The Vlachs are a community inhabiting eastern Serbia that speak an archaic variety of the Romanian language. Regarding their stance on their own language, the Vlachs are divided into two opposing factions, which researchers Monica Huțanu and Annemarie Sorescu Marinković termed as the "reintegrationists", who consider their language to be Romanian; and the "differentionalists" or "independentists", who consider that they speak a separate language of their own.
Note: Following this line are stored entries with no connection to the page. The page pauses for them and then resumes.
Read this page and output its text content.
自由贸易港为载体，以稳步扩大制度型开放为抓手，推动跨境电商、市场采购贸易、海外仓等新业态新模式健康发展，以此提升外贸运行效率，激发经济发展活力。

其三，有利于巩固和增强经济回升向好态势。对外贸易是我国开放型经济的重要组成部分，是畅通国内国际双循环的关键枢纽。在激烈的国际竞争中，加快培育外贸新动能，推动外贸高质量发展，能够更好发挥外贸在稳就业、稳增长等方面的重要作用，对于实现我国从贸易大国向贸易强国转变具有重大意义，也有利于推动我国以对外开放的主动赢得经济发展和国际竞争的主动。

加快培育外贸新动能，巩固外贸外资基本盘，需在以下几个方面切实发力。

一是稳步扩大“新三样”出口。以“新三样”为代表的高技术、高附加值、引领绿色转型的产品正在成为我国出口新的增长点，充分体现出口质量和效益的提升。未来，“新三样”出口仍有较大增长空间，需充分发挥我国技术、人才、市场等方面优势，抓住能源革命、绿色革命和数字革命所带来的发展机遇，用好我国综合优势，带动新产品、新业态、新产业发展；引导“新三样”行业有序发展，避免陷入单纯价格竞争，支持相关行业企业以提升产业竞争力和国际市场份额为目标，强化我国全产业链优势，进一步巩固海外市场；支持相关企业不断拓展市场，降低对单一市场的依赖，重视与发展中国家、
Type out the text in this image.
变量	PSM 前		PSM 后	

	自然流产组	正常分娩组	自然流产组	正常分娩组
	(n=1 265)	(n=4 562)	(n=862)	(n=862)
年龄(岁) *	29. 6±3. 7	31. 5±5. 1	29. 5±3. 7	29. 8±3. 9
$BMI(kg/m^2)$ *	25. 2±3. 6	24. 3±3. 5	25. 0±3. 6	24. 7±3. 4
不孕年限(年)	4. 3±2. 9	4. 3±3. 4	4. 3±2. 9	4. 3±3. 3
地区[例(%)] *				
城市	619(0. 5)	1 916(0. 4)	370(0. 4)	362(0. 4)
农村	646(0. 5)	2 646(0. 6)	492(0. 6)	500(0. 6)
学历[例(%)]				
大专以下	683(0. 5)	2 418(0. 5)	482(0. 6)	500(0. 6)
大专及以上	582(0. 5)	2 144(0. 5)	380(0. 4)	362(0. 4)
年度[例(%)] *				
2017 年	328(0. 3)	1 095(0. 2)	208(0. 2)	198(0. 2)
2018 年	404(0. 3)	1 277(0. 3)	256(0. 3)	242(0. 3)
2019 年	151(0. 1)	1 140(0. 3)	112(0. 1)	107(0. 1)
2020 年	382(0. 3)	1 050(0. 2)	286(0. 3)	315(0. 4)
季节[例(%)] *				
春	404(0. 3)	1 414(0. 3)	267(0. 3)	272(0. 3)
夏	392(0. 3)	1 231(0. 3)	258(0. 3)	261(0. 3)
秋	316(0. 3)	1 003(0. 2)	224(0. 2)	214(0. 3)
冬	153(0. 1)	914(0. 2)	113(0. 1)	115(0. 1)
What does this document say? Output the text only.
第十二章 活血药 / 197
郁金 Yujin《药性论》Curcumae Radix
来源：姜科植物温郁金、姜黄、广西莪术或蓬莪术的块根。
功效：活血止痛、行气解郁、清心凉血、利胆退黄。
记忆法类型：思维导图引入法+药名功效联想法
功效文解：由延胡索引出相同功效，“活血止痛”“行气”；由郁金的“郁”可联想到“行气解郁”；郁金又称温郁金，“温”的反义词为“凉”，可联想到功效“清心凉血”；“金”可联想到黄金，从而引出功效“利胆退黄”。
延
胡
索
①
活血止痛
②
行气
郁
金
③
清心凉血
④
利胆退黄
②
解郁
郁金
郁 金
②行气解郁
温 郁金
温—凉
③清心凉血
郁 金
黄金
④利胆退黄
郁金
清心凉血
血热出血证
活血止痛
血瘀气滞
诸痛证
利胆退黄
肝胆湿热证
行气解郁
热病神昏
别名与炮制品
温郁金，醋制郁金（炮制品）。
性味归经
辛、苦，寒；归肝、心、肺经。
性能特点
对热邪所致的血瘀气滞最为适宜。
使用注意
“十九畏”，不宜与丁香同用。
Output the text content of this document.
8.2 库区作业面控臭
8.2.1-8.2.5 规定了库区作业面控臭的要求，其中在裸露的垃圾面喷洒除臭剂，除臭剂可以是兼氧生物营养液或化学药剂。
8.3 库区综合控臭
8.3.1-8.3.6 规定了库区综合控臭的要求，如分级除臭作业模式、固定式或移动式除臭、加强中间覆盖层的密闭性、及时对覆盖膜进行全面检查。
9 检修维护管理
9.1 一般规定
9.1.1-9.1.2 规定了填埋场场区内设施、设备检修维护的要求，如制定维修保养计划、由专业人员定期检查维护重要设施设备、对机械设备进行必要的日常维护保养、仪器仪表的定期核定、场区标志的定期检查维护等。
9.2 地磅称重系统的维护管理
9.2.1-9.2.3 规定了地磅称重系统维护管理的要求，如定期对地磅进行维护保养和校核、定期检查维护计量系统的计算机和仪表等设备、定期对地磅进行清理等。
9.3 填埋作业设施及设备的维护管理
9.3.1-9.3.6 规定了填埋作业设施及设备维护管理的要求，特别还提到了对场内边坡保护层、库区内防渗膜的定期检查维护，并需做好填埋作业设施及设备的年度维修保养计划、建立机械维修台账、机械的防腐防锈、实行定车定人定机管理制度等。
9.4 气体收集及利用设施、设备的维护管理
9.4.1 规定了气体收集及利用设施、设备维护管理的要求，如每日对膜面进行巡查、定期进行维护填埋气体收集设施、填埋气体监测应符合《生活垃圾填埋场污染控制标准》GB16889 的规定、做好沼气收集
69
The two researchers noted that, as of 2017, only the latter group was politically represented in the council, which could give the impression of consensus among the Vlachs on issues of language and also historical origin.

The council's day is on 6 December, when that day in 2010, in a meeting in Žagubica (Jagubița or Jăgobița), its second ever meeting, the Vlach National Council adopted the "Declaration of the Vlach National Council on the realization and advancement of the rights of the Vlach national community". In 2016, the council founded the Institute of Vlach Culture (Institutu di kultura Vlahilor), seated in Bor (Bor) and with the aim to preserve, promote and develop Vlach culture. On 20 August 2025, at a meeting in Požarevac, the council adopted a flag and a coat of arms to represent the Vlachs. The president of the council as of 2025 was Novica Janošević.